The majority of yesterday was good but a weird little mindfuck kind of happened while I was working on some music which was playing with me a bit. I've been working very hard on music lately and since I've been sick, I've spent my last couple days just relaxing at home working on music since I'm too sick to go to school. I did 8hours both days and I got a thought of "what if by not taking time off from school and immersing myself so heavily in music I actually prolong my DP since I'm making myself work which might cause anxiety?" or something like that. Which is sensible to a point if I'm actually stressing or taking on too much but honestly school is a breeze and music is not stressful as I enjoy it. It's also a double edged sword, if I dropped out of school and stopped making music I'd also cause anxiety by making myself unhappy, not doing things I enjoy, etc. It's a complete joke and simply the disorder trying to play around again.
The fact is this whole entire DP-DR thing is out of my control other then for controlling my thoughts, controlling my anxiety, not obsessing/worrying, etc.

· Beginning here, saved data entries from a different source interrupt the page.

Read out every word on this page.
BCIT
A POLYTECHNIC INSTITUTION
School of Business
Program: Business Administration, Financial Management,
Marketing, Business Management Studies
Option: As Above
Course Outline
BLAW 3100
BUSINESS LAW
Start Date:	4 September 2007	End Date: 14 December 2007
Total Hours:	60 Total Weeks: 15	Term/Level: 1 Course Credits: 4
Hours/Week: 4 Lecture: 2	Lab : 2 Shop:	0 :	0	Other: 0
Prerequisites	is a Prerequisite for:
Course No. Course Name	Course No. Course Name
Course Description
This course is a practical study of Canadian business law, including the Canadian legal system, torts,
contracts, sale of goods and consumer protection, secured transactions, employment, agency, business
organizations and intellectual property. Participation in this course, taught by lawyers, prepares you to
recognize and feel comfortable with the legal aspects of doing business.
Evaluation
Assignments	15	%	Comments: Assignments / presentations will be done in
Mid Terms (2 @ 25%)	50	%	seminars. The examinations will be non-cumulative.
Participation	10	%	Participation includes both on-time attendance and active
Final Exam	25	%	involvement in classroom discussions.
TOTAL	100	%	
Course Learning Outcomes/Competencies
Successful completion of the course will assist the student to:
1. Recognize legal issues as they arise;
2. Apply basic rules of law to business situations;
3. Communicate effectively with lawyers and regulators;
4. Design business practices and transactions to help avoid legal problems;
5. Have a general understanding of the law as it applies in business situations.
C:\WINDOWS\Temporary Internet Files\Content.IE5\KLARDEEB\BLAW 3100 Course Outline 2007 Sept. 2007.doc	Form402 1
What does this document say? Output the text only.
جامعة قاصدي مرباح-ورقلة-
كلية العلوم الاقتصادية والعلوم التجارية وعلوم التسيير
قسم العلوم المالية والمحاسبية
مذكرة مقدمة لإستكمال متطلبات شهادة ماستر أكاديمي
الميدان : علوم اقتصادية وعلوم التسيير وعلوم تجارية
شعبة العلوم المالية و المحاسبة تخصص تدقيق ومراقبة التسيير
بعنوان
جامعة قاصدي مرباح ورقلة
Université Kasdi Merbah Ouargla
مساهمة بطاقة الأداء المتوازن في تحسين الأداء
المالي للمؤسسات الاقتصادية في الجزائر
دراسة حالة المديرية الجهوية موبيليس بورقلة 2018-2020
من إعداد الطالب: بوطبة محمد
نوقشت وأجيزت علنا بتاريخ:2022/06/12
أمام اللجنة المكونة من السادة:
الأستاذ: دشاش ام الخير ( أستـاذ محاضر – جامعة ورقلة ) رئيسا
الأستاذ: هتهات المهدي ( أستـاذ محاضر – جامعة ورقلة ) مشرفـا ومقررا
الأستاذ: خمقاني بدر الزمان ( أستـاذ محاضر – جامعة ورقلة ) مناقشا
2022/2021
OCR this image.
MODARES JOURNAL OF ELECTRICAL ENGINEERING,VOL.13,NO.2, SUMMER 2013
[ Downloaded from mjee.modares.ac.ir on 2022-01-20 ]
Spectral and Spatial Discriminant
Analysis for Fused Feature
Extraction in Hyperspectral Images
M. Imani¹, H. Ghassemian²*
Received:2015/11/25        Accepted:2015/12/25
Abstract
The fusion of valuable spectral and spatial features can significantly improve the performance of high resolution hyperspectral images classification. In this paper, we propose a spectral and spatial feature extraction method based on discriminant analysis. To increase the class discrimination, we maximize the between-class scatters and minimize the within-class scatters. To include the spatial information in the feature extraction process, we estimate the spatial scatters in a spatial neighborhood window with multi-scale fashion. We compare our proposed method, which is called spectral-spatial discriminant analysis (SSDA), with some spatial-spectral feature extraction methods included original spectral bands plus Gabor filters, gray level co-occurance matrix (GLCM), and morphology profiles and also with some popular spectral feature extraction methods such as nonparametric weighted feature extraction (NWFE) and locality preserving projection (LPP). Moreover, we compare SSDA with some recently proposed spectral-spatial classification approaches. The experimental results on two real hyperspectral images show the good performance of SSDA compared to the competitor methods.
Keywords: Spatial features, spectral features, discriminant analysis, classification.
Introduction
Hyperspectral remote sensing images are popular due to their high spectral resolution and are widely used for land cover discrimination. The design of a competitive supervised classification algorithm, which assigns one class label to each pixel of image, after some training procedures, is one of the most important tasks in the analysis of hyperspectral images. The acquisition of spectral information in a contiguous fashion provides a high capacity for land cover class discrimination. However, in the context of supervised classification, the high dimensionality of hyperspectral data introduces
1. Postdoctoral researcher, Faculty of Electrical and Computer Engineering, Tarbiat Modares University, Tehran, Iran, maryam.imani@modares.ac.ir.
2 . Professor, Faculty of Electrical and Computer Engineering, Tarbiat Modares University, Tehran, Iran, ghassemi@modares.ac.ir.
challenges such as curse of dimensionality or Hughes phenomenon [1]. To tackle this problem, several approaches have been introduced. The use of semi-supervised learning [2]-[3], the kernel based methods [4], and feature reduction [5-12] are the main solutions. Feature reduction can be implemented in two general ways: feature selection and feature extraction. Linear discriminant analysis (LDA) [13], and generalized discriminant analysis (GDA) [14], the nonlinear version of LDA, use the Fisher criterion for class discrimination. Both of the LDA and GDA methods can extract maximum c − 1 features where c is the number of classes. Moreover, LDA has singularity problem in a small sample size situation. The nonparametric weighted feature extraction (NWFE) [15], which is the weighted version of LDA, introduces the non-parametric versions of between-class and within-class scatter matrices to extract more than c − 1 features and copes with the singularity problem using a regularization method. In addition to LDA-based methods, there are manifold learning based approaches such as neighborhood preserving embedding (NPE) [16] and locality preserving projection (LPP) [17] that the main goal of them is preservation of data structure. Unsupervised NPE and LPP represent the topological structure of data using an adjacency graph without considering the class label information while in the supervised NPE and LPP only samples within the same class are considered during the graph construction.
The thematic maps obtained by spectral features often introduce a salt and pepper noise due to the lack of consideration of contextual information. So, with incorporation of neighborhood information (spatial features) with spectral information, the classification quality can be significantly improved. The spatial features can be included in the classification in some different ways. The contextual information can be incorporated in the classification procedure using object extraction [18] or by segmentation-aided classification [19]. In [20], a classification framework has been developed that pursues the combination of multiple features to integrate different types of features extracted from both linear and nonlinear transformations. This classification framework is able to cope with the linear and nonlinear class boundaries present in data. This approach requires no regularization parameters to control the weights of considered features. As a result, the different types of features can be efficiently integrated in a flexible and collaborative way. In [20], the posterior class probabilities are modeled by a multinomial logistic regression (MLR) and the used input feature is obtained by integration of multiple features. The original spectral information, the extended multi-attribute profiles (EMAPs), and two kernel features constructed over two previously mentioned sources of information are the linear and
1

The rest is up to time and the brain allowing itself to come back. I'm going to keep doing the things I enjoy (which happen to be school, studying, work, etc) and if I actually get stressed, back off but I'm not going to quit the things I love in fear of the unknown and some anxiety based thoughts.
I will admit late last night and a little bit today this thought has caused some spinning/interfered with my reading/working/day, etc but for the rest of the day I'm cutting the bullshit.
This bullshit has always been the same, chill out and enjoy life, the rest will take care of itself.
We're entering the third month I've had this and by the end of it I am going to be feeling significantly better.